El amanecer llegó con el mismo cansancio de siempre. Madeleine se levantó temprano, como todos los días desde que estaba sola. Esa mañana, no tenía con quién dejar a su hija, así que tendría que llevarla al trabajo.
—Mami, quiero seguir durmiendo… —murmuró Valentina, enredada entre las cobijas.
—Buenos días, mi vida. Hoy vienes conmigo al trabajo. Anda, levántate, que se nos hace tarde. ¿Qué quieres desayunar?
—Huevo cocinado con patacones… y quesito.
—Eso será entonces. ¡A vestirse rápido!
Minutos después, salieron rumbo al pequeño restaurante donde trabajaba Madeleine. Apenas llegaron, ella se puso a preparar el desayuno y alistar todo para abrir el local. Valentina comía tranquila en una mesa pequeña, su carita aún medio dormida.
—Buenos días, Madeleine. ¿Lista para otro día de guerra? —saludó su jefe al entrar.
—Sí, jefe. Aquí estamos.
La jornada transcurrió como tantas otras: pedidos, desayunos, almuerzos, limpieza. Madeleine no paró ni un segundo. Cuando por fin cerraron, la tarde les regaló un pequeño respiro.
—Mami, ¿ya podemos irnos a casa? —preguntó Valentina, abrazando su mochila.
—Sí, mi vida. Al fin.
De camino a casa, pasaron por la panadería y compraron pan y café, una costumbre que madre e hija habían transformado en ritual. Mientras caminaban por una calle solitaria, Valentina se detuvo en seco.

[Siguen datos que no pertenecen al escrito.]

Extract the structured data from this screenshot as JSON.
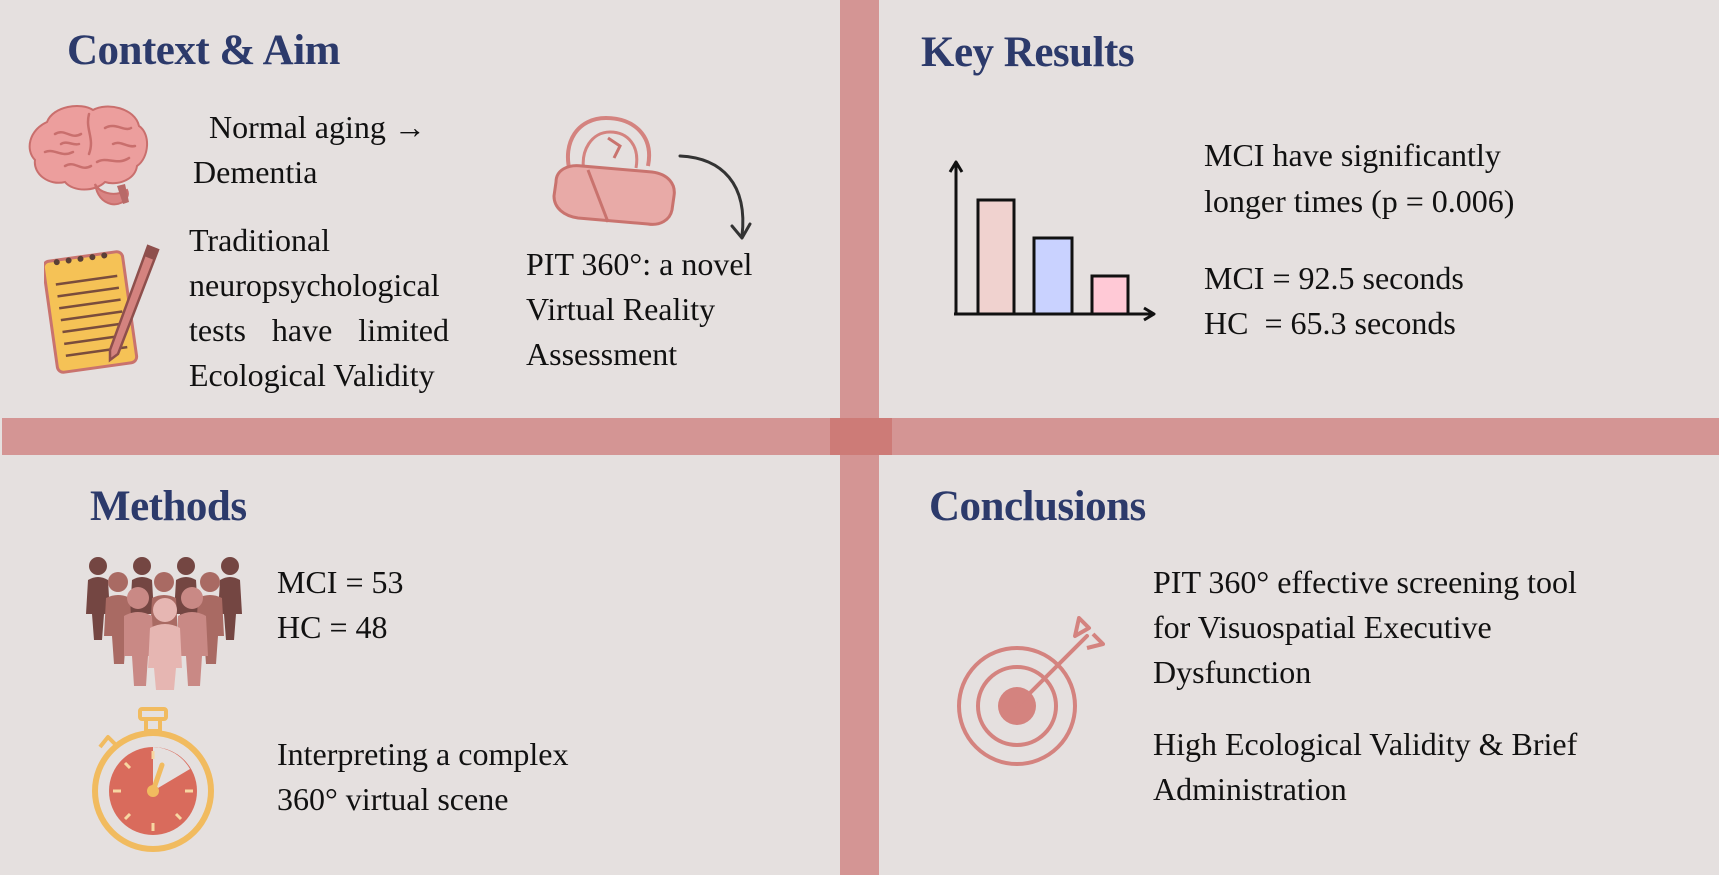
{
  "colors": {
    "background": "#e5e0df",
    "divider": "#d49594",
    "heading": "#2c3a6b",
    "icon_pink": "#d4837f",
    "icon_gold": "#f1bb5f"
  },
  "context": {
    "heading": "Context & Aim",
    "aging_line1": "Normal aging →",
    "aging_line2": "Dementia",
    "tests_line1": "Traditional",
    "tests_line2": "neuropsychological",
    "tests_line3": "tests have limited",
    "tests_line4": "Ecological Validity",
    "pit_line1": "PIT 360°: a novel",
    "pit_line2": "Virtual Reality",
    "pit_line3": "Assessment",
    "icons": [
      "brain-icon",
      "notepad-pencil-icon",
      "vr-headset-icon",
      "curved-arrow-icon"
    ]
  },
  "results": {
    "heading": "Key Results",
    "finding_line1": "MCI have significantly",
    "finding_line2": "longer times (p = 0.006)",
    "mci_time": "MCI = 92.5 seconds",
    "hc_time": "HC  = 65.3 seconds",
    "icons": [
      "bar-chart-icon"
    ]
  },
  "methods": {
    "heading": "Methods",
    "mci_count": "MCI = 53",
    "hc_count": "HC = 48",
    "task_line1": "Interpreting a complex",
    "task_line2": "360° virtual scene",
    "icons": [
      "people-group-icon",
      "stopwatch-icon"
    ]
  },
  "conclusions": {
    "heading": "Conclusions",
    "c1_line1": "PIT 360° effective screening tool",
    "c1_line2": "for Visuospatial Executive",
    "c1_line3": "Dysfunction",
    "c2_line1": "High Ecological Validity & Brief",
    "c2_line2": "Administration",
    "icons": [
      "target-arrow-icon"
    ]
  }
}
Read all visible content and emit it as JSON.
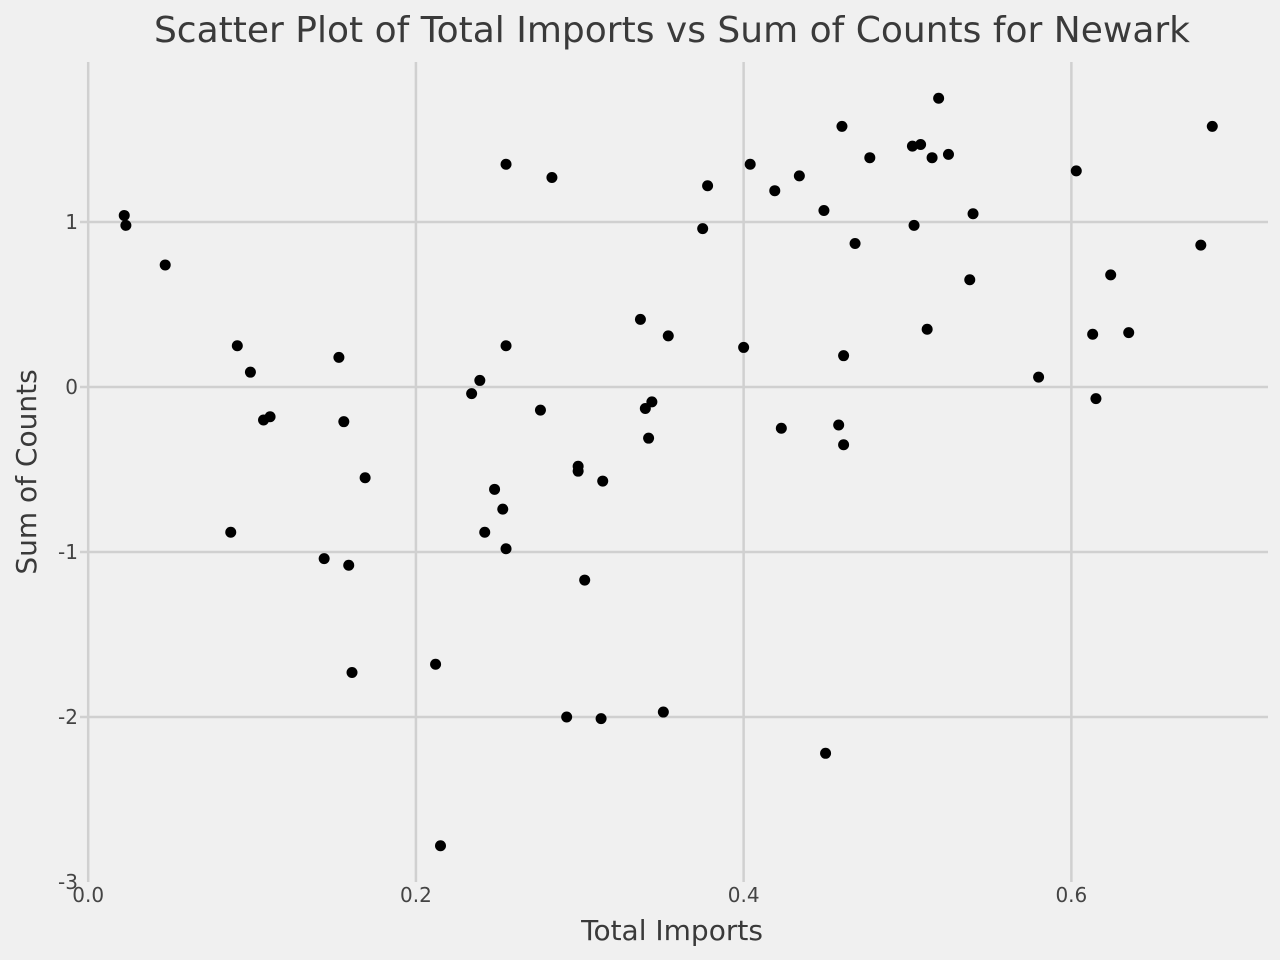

—Mira, mami… hay alguien tirado allá. Parece herido.
—No te acerques, mi amor. Puede ser peligroso. Vámonos.
—Pero hay sangre, mami… ¡tenemos que ayudarlo! Tú siempre dices que hay que ayudar.
Madeleine suspiró con resignación. Sabía que su hija tenía un corazón enorme, tan grande que a veces metía en problemas.
—Ash… está bien, pero me vas a meter en líos por ser tan buena. Tú coge los panes. Yo lo intentaré levantar.
Cuando se hacercó, Madeleine se estremeció. El hombre estaba inconsciente, su camisa estaba cubierta de sangre, cubierto de golpes. Era alto, de complexión fuerte, con facciones hermosas incluso entre la sangre. No parecía un vagabundo.
—¿Hola? ¿Puede oírme? —preguntó en voz baja. No obtuvo respuesta.
Con esfuerzo, lo levantó. Valentina abrió la puerta de casa y corrió por el botiquín.
—Mami, ponlo en tu cama. No lo dejes en el piso.
—¡Ay, Dios mío, este hombre pesa como cinco sacos de arroz!
Logró acostarlo, mientras Valentina ya traía tijeras, agua y gasas.
—Corta la camisa, mami. Así no lo lastimas más.
—Bien pensado, enfermerita.
Los golpes eran profundos, pero no letales. Madeleine lo limpió con cuidado, desinfectó las heridas y le vendó el torso.
—¿Puedo limpiarle la cara, mami? —preguntó Valentina, con ternura.
—Está bien, pero con cuidado. Voy a revisar si tiene alguna identificación.
Revisó sus bolsillos. No había nada. Solo un número anotado en un papel arrugado.
—Ni nombre, ni billetera. Qué raro…
—Pues yo le voy a poner uno —dijo Valentina, decidida—. Se llamará Alan.
—Tú lo llamas, no yo. Ojalá se despierte pronto para que se vaya. No sabemos si es peligroso.
—No lo creo. Tiene cara de ángel dormido.
Madeleine le dio pan y café a su hija, mientras preparaba una sopa sencilla. Después de un rato ya estaban comiendo cuando alguien golpeó la puerta. Se miraron con sorpresa: nunca recibían visitas.